Might it be true that we need to balance our focus on individual wellbeing with a candid look at what is happening systemically and how this is interconnected with individual wellbeing. What would happen if we experimented with releasing the intensity of the individual project in favour of practicing and thinking in terms of ‘we’ (at least sometimes and in some places – let’s keep it real after all!)? (Research backs up how groups can help with climate anxiety, see Heather’s blog here for details
And so, we come to the possibly surprising realisation that we may, at least in part, find the wellbeing we need by turning aside from our individual struggle and towards an outward looking path – a path of community spirit and compassion to self and others, rather than self-preservation. Compassion in action is great for our well-being! There’s even a phrase for this that has emerged in academia – ‘compassion satisfaction’ (see below for an example of research that looks at this). And, let’s balance this with that crucial piece of the jigsaw: self-compassion. Might a path of rest and gratitude rather than the ‘Grind Culture’ and the myth of never enough, also transform how we feel about engaging with our world?
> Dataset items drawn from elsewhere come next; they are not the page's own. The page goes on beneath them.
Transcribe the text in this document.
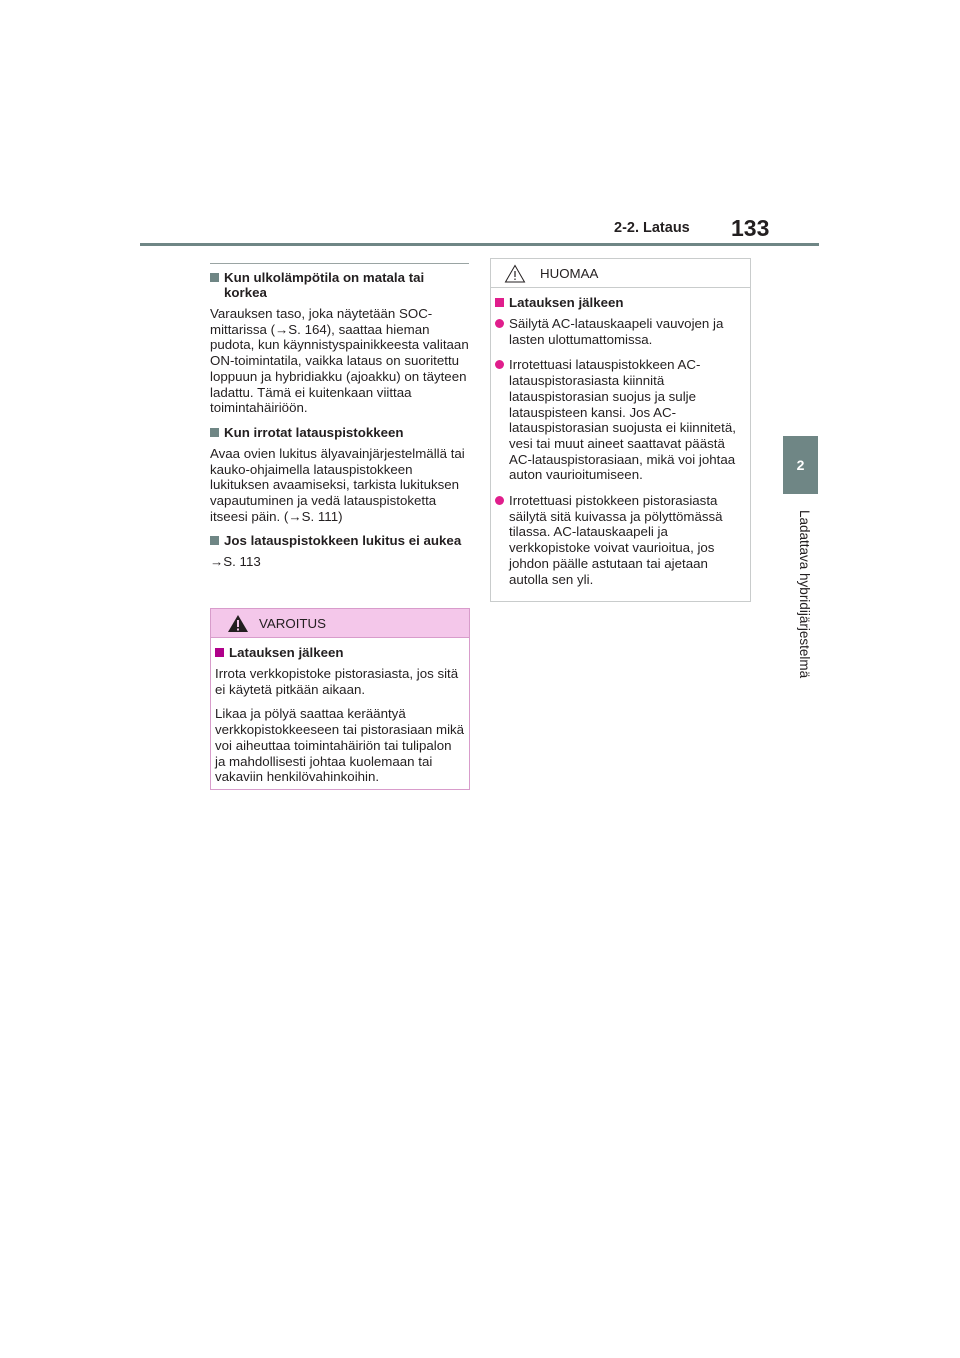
2-2. Lataus 133
2
Ladattava hybridijärjestelmä
Kun ulkolämpötila on matala tai korkea

Varauksen taso, joka näytetään SOC-mittarissa (→S. 164), saattaa hieman pudota, kun käynnistyspainikkeesta valitaan ON-toimintatila, vaikka lataus on suoritettu loppuun ja hybridiakku (ajoakku) on täyteen ladattu. Tämä ei kuitenkaan viittaa toimintahäiriöön.

Kun irrotat latauspistokkeen

Avaa ovien lukitus älyavainjärjestelmällä tai kauko-ohjaimella latauspistokkeen lukituksen avaamiseksi, tarkista lukituksen vapautuminen ja vedä latauspistoketta itseesi päin. (→S. 111)

Jos latauspistokkeen lukitus ei aukea

→S. 113

VAROITUS
Latauksen jälkeen

Irrota verkkopistoke pistorasiasta, jos sitä ei käytetä pitkään aikaan.

Likaa ja pölyä saattaa kerääntyä verkkopistokkeeseen tai pistorasiaan mikä voi aiheuttaa toimintahäiriön tai tulipalon ja mahdollisesti johtaa kuolemaan tai vakaviin henkilövahinkoihin.

HUOMAA
Latauksen jälkeen
Säilytä AC-latauskaapeli vauvojen ja lasten ulottumattomissa.
Irrotettuasi latauspistokkeen AC-latauspistorasiasta kiinnitä latauspistorasian suojus ja sulje latauspisteen kansi. Jos AC-latauspistorasian suojusta ei kiinnitetä, vesi tai muut aineet saattavat päästä AC-latauspistorasiaan, mikä voi johtaa auton vaurioitumiseen.
Irrotettuasi pistokkeen pistorasiasta säilytä sitä kuivassa ja pölyttömässä tilassa. AC-latauskaapeli ja verkkopistoke voivat vaurioitua, jos johdon päälle astutaan tai ajetaan autolla sen yli.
This all points to the different way of being, seeing and doing that we want to share with you in our Engaged Mindfulness course beginning in September.
By moving through a mindful inner journey in the company of others, we will enable this shift of orientation around stepping forth. We will do this by coming together and reconnecting with what gives us joy and hope, by standing beside each other in these uncertain times and acknowledging our individual concerns as particular and universal, and by letting all this bring us ‘new eyes’.
In the Engaged Mindfulness course we will draw on the Work That Reconnects and the inspirational guidance of academic, spiritual practitioner and activist Joanna Macy. In parallel we will replenish ourselves with mindfulness practices which emphasise grounding and connecting with the earth as a resource for resilience and compassion.
The course will be held online via Zoom on a Thursday evening from 19:00-21:00 (UK Time).
The dates of the five sessions are: 8 September, 15 September, 22 September, 29 September and 6 October 2022.
* Compassion satisfaction – the satisfaction that comes with being compassionate, as well as mindfulness and self-compassion, correlate with wellbeing amongst community nurses in the UK.